Héritage est une histoire d'exil et de retour, de transmission et de lutte, mêlant fantastique et imaginaire à la plus terrible réalité, le tout basé sur l'histoire familiale de l'auteur.
Détruit par le phylloxéra, le père de Lazare Lonsonier avait quitté son Jura natal et son exploitation viticole anéantie. Il était parti pour la Californie avec trente francs en poche et un cep de vigne, à la fin du XIXe siècle. le canal de Panama n'existant pas à l'époque, il fallait faire le tour par le détroit de Magellan, au sud de l'Amérique. Il n'arriva jamais en Californie car il débarqua à Valparaiso à cause d'une fièvre typhoïde sévissant à bord. Comme il dit venir de Lons-le-Saunier, le préposé à l'immigration crut qu'il s'appelait Lonsonier.

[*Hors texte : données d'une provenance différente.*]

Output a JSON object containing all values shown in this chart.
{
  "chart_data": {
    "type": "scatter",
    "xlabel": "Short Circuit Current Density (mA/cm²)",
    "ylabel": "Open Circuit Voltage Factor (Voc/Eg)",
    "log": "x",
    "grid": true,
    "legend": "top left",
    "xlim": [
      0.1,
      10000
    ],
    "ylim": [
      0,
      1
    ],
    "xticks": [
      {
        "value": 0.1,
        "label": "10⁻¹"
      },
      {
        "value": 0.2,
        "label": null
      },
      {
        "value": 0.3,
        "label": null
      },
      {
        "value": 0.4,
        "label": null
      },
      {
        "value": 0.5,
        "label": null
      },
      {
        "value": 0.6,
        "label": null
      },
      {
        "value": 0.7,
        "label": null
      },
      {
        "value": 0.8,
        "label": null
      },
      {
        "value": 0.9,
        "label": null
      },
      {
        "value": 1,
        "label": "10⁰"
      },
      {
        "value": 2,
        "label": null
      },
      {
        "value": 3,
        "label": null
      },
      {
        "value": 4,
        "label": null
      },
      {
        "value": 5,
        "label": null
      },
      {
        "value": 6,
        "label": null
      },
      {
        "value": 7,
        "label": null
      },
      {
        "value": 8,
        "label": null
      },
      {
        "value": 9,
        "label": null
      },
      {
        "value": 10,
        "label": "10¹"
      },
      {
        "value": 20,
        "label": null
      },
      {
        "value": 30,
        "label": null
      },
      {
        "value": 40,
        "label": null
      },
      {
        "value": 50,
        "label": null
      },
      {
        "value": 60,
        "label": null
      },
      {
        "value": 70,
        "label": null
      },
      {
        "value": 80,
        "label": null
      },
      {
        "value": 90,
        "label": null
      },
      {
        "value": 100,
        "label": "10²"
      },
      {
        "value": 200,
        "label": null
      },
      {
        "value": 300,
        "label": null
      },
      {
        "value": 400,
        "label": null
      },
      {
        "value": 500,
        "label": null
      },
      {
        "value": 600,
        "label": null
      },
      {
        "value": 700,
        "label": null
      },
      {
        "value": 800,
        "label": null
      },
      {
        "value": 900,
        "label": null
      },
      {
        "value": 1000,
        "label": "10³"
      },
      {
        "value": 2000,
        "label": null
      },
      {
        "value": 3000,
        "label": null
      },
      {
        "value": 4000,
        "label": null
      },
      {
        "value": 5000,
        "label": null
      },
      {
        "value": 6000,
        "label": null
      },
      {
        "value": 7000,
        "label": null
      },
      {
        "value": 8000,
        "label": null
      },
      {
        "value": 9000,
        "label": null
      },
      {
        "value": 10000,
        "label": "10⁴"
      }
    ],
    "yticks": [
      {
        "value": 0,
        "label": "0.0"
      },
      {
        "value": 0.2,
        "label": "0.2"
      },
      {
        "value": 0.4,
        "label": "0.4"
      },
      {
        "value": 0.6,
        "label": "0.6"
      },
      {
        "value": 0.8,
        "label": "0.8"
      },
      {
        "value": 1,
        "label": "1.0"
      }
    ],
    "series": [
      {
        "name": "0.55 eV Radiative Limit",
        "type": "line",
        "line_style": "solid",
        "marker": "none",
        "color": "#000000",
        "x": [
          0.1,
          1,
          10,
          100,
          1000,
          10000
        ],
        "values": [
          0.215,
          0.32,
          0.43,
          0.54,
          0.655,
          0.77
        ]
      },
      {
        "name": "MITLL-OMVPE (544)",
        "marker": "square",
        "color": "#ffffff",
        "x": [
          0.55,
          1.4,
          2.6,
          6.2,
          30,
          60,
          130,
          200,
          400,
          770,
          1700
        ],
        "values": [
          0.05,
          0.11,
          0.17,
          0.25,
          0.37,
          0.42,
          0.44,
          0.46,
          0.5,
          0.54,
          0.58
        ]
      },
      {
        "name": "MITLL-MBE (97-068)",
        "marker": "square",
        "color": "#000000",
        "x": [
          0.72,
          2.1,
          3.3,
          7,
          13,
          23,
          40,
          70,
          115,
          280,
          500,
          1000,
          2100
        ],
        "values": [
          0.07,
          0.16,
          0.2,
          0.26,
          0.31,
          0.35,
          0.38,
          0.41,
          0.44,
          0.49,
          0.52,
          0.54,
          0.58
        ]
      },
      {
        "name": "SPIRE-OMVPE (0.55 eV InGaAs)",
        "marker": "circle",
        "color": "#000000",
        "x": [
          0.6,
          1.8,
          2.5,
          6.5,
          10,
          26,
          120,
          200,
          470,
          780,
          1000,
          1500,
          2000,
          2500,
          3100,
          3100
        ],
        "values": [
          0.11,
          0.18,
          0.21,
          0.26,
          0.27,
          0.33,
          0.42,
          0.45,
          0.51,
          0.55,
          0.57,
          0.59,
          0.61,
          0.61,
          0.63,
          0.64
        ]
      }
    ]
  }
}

Ainsi débute une épopée familiale faite de rencontres et d'événements extraordinaires. En 1914, les fils des Lonsonier – Lazare, Robert et Charles – décident de traverser l'Atlantique dans l'autre sens pour venir se battre pour la France. Hélas, seul Lazare reviendra à Santiago, un poumon en moins, en décembre 1918.
Petit à petit, les rencontres se font avec tous les personnages du roman. Ce sont toujours des êtres hors du commun comme El Maestro, Etienne Lamarthe, venu de France avec une quantité d'instruments à vent et allant jusqu'à créer un orchestre symphonique à Limache, dans la province de Maya Marga. Sa fille, Thérèse, épouse Lazare. Férue d'ornithologie, elle crée une impressionnante volière et accouche en public de Margot qui ne trouve le sommeil qu'au milieu des oiseaux.
Il y a aussi un sorcier Mapuche, Aukan, qui intervient de temps à autre pendant que Lazare monte une étonnante fabrique… d'hosties. Il est secondé par Hector Bracamonte qui avait essayé de le voler…
Au contact des oiseaux, Margot n'a qu'une idée en tête : les imiter. Elle construit un avion aidée par un nouveau personnage : Ilario Danovsky. le temps passe. La Seconde guerre mondiale motive Margot et Ilario qui s'engagent dans les forces aériennes en Angleterre. Il y a aussi un certain Helmut Drichmann, un fantôme bien réel et l'enfant de Margot qu'elle nomme Ilario Da en souvenir d'Ilario qui a disparu lors d'un combat aérien.
Au Chili, c'est l'effervescence. Les idées révolutionnaires émergent. Les débats sont animés. Ilario Da se passionne pour la politique. Enfin, Salvador Allende est élu en 1970 ! le peuple chilien peut profiter des richesses du pays mieux partagées.
Hélas, la CIA et un certain Henry Kissinger poussent l'armée au coup d'État et commencent alors les pages les plus terribles du roman. Miguel Bonnefoy est d'un réalisme impressionnant pour faire ressentir l'oppression, l'emprise de la dictature, ses méthodes et ses tortures abominables. Comment des êtres humains, au Chili comme ailleurs, peuvent-ils infliger de pareils sévices à leur semblables ?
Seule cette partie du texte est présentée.